Los cortes de electricidad, agua potable, comunicaciones y servicios esenciales complican las tareas de rescate y recuperación durante los días posteriores al evento. En ese contexto valoró las acciones de prevención que se desarrollan en Jujuy a través del Comité de Acción Sísmica, especialmente los simulacros y las campañas de concientización. Es que Jujuy es una zona de alta actividad sísmica y los últimos estudios demuestran que no disminuyó la peligrosidad y hace falta un estudio mayor de fallas, que es donde se inician los terremotos.
“La placa de Nazca se mete debajo de la Sudamericana, a un ritmo de 7 cm y medio por año. Esto hace que la zona donde estamos, el centro del centro de Sudamérica, el Norte de Argentina, la corteza se comprima y se eleve.
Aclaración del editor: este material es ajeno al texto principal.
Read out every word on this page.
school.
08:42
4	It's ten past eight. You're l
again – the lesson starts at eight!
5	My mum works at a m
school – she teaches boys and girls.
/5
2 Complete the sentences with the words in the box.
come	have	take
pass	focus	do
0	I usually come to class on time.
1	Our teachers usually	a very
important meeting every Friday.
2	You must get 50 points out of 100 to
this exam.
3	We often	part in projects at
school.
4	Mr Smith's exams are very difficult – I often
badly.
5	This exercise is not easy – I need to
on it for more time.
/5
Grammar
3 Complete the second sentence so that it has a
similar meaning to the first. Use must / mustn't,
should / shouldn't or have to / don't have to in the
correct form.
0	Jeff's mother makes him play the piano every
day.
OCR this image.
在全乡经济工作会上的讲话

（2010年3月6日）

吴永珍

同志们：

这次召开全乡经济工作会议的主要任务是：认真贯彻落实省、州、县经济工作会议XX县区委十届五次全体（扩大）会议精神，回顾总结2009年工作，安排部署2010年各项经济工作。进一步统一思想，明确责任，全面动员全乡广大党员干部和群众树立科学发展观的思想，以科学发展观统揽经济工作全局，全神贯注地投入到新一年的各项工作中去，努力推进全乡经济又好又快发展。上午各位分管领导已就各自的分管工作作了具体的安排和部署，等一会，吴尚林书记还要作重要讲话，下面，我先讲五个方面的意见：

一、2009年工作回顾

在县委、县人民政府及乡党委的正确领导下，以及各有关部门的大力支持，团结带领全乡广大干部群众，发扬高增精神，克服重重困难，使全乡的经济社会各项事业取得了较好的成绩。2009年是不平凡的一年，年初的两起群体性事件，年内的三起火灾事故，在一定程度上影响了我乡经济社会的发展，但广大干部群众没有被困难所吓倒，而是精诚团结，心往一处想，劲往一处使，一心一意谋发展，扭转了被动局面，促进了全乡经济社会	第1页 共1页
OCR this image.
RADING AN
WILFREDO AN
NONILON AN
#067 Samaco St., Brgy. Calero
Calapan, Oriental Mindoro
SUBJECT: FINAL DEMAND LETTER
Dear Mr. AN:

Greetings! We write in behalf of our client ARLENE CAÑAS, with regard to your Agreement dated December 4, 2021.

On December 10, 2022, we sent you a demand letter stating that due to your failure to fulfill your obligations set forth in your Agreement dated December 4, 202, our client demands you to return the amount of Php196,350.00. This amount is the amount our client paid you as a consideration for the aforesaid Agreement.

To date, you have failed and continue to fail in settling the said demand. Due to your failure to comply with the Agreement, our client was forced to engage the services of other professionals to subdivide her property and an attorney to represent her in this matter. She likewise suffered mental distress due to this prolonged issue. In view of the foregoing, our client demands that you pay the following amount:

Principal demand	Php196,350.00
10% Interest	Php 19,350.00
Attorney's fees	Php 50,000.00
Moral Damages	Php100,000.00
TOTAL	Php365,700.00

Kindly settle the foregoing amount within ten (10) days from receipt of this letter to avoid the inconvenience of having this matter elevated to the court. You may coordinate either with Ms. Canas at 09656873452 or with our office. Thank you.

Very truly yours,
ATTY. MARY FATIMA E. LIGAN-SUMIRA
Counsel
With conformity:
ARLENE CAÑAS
Eso genera tensiones y presiones y eso genera infinidad de fallas más pequeñas que generan terremoto y generan sismo”, detalló.
Recordó que muchas víctimas fatales no son consecuencia del colapso de edificios, sino de elementos como mamposterías, cornisas o revestimientos que se desprenden cuando las personas intentan salir corriendo durante el movimiento. Por eso insistió en la importancia de conocer las medidas básicas de autoprotección y de fortalecer una cultura de prevención.
Tecnología útil de Google
Fernández Campos destacó que los teléfonos celulares con sistema Android funcionan como pequeños sensores sísmicos gracias a los acelerómetros que incorporan. Esta herramienta conocida como Google Alert, ya demostró su utilidad en países como Chile y recientemente en Venezuela, donde numerosos usuarios recibieron la advertencia antes del fuerte temblor. “Son pocos segundos, pero pueden hacer una gran diferencia y ayudar a salvar vidas”, dijo.
Cuando Google detecta que miles de dispositivos registran simultáneamente un movimiento compatible con un sismo, el sistema emite una alerta automática hacia la zona que podría verse afectada. Aunque el aviso suele llegar entre 5 y 10 segundos antes de que se perciba el movimiento, es útil.